Migrants Cross after Macedonia Reopens Greek Border
After a night on the Greek-Macedonian frontier in sub-zero temperatures, some 2,000 mainly Syrian refugees on Thursday resumed their tortuous trek to northern Europe that was temporarily blocked by a border closure by Skopje.
"I'm very happy the problem is resolved," said 19-year old Imad. "I want to go to Germany to study".
Imad and some 1,200 other conflict refugees from Syria, Iraq and Afghanistan had just spent the night in heated tents operated by aid groups.
Though cramped and stifling with the scent of body odor, the tents were nonetheless preferable to sleeping on parked buses -- which is exactly what another 600 refugees had to do for lack of available space.
Macedonia this week decided to close its border with Greece, and only reopened it on Thursday for refugees wishing to go to Germany or Austria.
"The border crossing for migrants near (the Macedonian border town of) Gevgelija opened early this morning, but only those migrants whose Greek registration papers show their final destination as Germany or Austria can enter," a senior police official in Skopje told AFP.
Greek police lend a hand by duly adding 'Germany' or 'Austria' to the refugees' registration papers. By midday, some 400 people had crossed the border.
"It's a temporary procedure to reduce pressure on the camp, which can only accommodate 1,500 people at most," a Greek police source said.
Aid groups had warned that their resources had been stretched to capacity, raising fears for the fate of families with small children already suffering from colds.
Wood fires are burning in barrels outside the tents, and benches have been brought up so the refugees don't have to sit on the freezing soil.
"If this flow continues there is no possibility for accommodation," said Antonis Rigas, head of the local Doctors Without Borders mission to the Greek side of the frontier.
"It gets very cold at night. Early this morning the temperature was minus seven Celsius (19 Fahrenheit)," he said.

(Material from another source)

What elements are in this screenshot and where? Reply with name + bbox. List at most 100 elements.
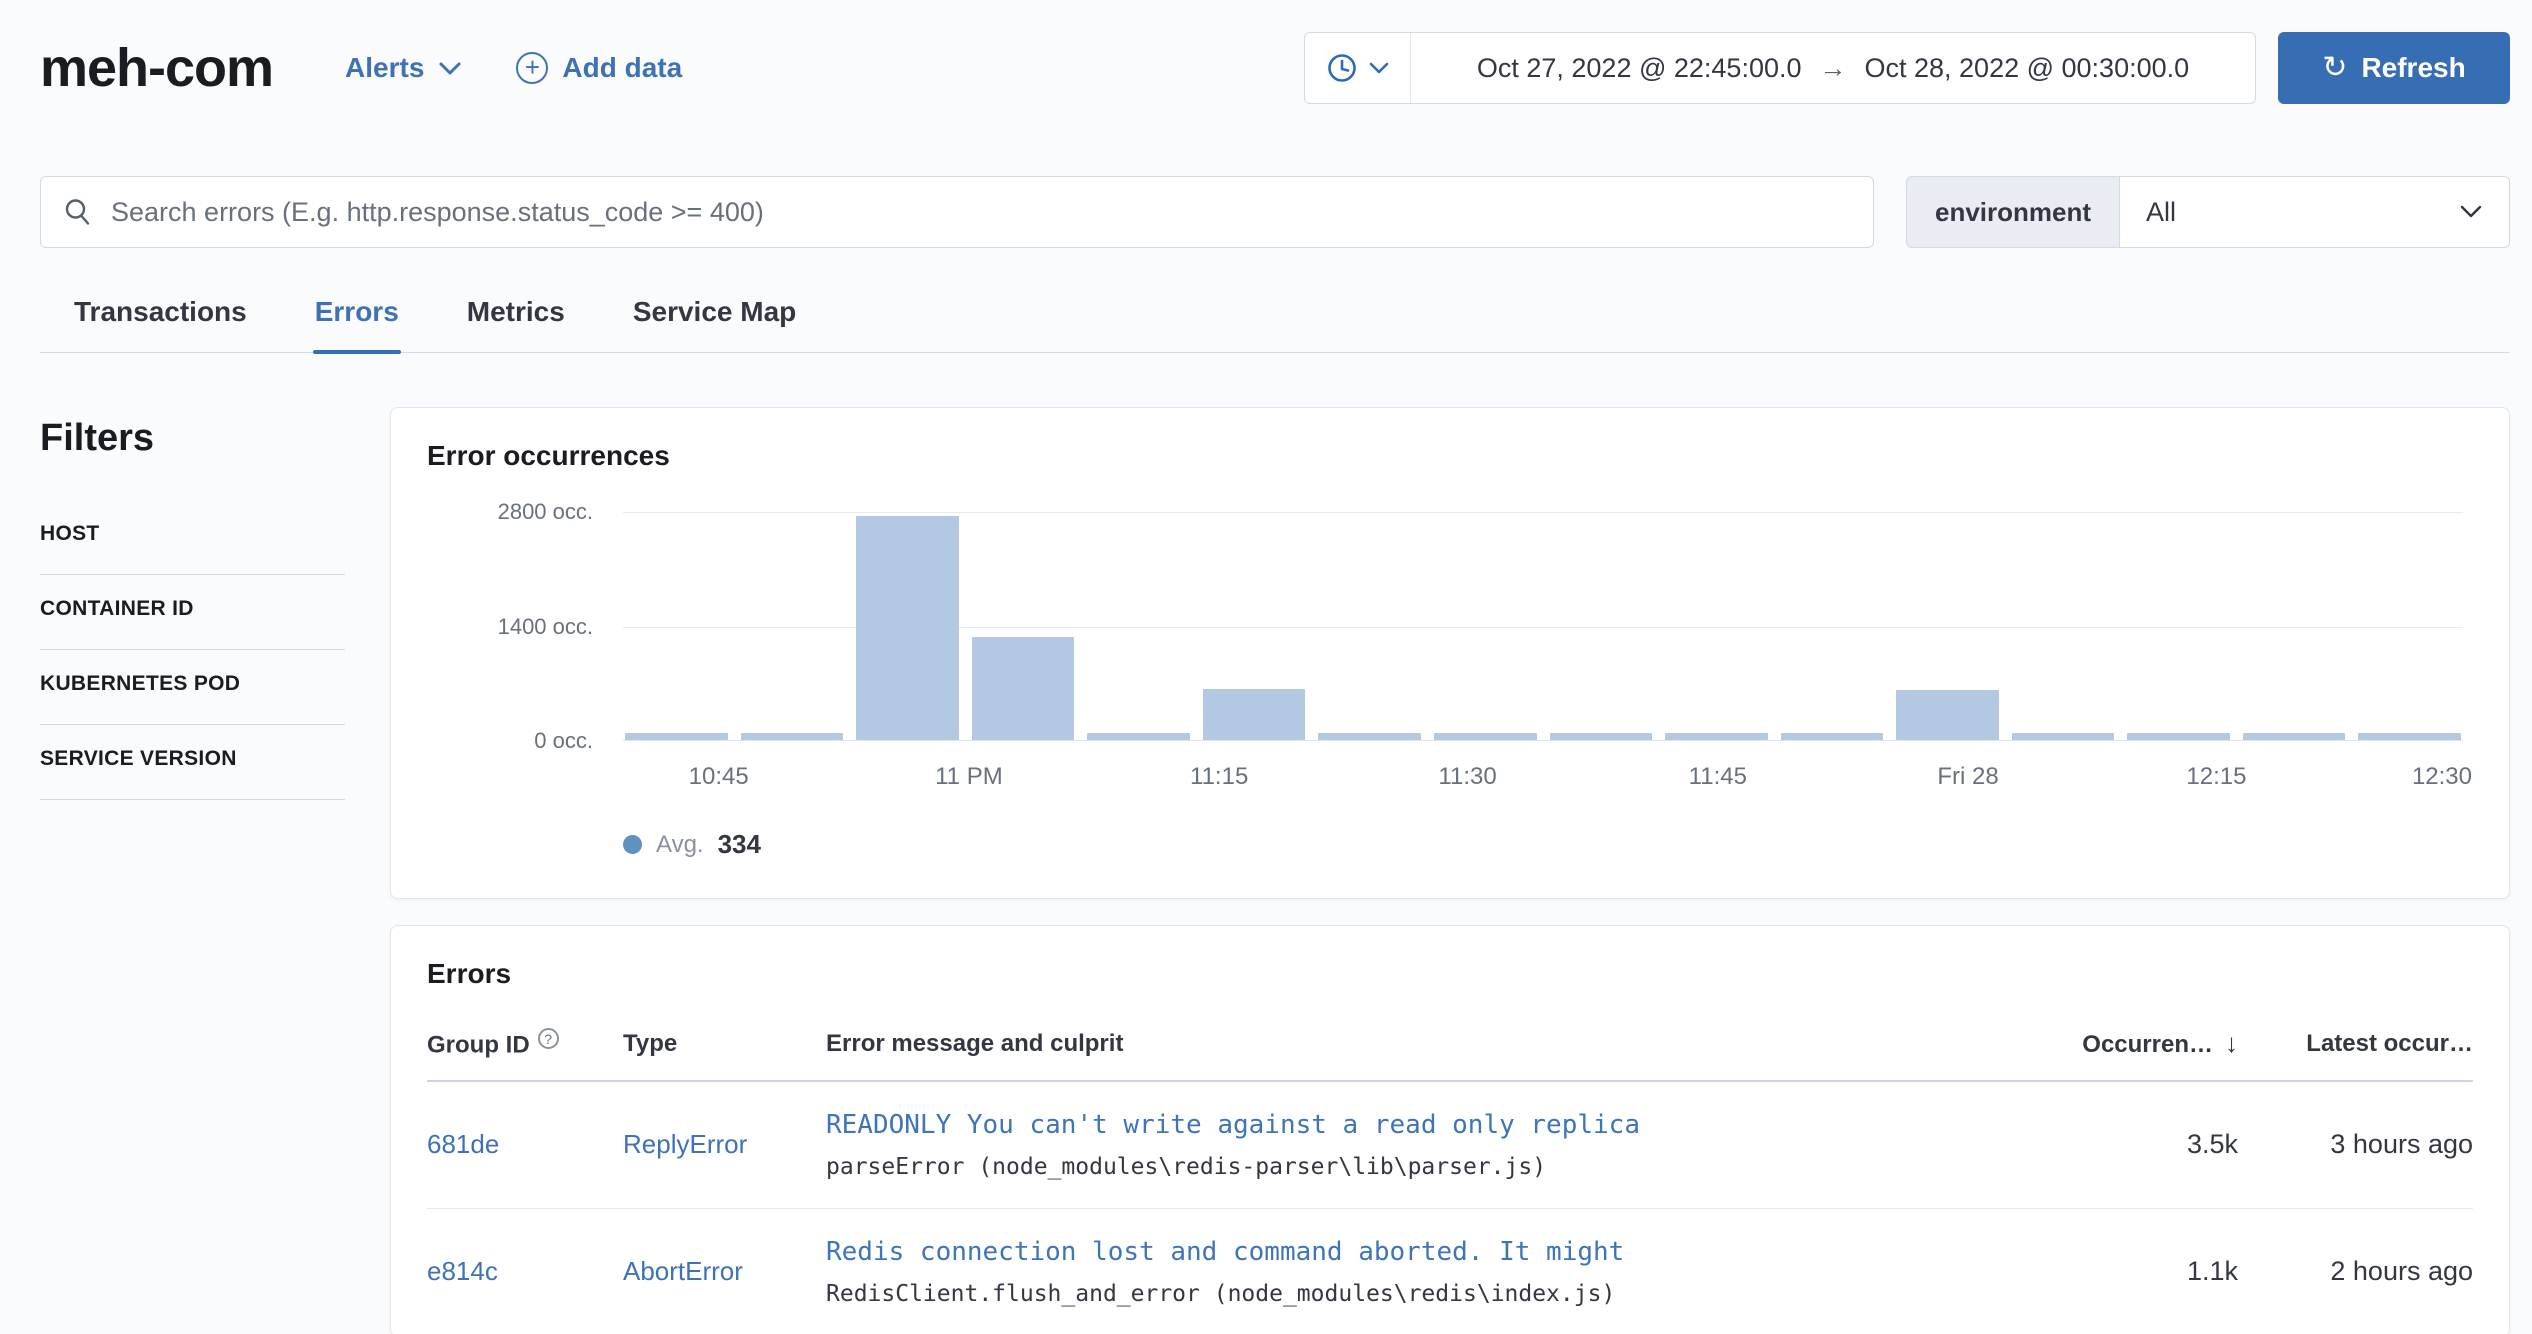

Leading children's charities have warned that young refugees were at serious risk from the bitterly cold Balkan weather, as figures showed 31,000 refugees and economic migrants had arrived in Greece already this year.

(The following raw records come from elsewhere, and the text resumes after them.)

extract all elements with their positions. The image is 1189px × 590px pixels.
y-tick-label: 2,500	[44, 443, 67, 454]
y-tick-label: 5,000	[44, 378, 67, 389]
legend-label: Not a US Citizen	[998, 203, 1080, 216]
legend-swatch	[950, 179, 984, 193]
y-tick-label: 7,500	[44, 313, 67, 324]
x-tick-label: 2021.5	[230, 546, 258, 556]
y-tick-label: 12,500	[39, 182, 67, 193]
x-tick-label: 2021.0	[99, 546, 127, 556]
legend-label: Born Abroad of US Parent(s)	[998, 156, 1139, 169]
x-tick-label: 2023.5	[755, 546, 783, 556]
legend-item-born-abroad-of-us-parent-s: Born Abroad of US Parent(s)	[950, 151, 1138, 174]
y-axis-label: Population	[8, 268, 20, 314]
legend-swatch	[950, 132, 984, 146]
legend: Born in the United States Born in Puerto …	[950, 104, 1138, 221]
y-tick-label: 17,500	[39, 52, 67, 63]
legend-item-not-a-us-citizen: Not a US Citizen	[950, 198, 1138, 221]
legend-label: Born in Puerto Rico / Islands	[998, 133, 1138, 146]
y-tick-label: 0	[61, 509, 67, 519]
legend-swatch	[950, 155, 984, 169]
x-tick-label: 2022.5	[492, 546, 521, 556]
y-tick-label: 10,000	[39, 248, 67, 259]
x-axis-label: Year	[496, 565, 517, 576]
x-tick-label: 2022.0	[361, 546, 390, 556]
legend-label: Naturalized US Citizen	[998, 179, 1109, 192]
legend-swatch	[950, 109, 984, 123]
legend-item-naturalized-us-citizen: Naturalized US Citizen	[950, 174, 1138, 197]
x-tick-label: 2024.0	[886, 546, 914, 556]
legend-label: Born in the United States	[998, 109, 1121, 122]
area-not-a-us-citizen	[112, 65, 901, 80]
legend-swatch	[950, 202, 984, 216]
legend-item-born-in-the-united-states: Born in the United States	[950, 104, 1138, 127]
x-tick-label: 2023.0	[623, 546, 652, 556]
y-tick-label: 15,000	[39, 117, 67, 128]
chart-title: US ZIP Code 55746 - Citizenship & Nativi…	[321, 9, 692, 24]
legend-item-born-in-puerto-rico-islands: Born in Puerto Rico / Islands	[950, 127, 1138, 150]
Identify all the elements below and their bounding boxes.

Among them is Bashar Darwish, a guitarist with Syrian rock group Khebez Dawlem, three of whose bandmates have already reached Berlin.
"I want to rejoin them and continue giving concerts," he says.
"Our songs are about war, xenophobia, racism. We are people with the same problems and concerns as Europeans," he says.
Unlike Darwish, many other Syrians hide their faces and ask photographers and camera crews not to capture their image.
"We are very worried because after the (November 13 jihadist) attacks (in Paris) everybody thinks we are possible terrorists," says a young Syrian who declined to give a name.
Macedonia on Wednesday said it had closed the border with Greece owing to problems with Slovenian trains that had disrupted the flow of migrants moving further north.
Greek police countered that the frontier had actually shut a day earlier.
And the Slovenian rail company Slovenske Zeleznice insisted they were running services as normal.
Macedonia's plans to allow through only those who seek refuge in Austria and Germany follows similar decisions by countries further along the main migrant route -- Serbia and Croatia announced they would do the same on Wednesday.
Austria last week also signaled that it would follow neighboring Germany's lead and begin turning back any new arrivals seeking to claim asylum in Scandinavia, after Sweden and Denmark tightened their borders.
Countries along the Balkan route earlier restricted entry only to refugees from Syria, Afghanistan and Iraq.
More than one million migrants and refugees crossed the Mediterranean Sea to Europe in 2015, nearly half of them Syrians, according to the U.N. refugee agency, UNHCR.
The International Organization for Migration said this week that 31,000 had arrived in Greece already this year.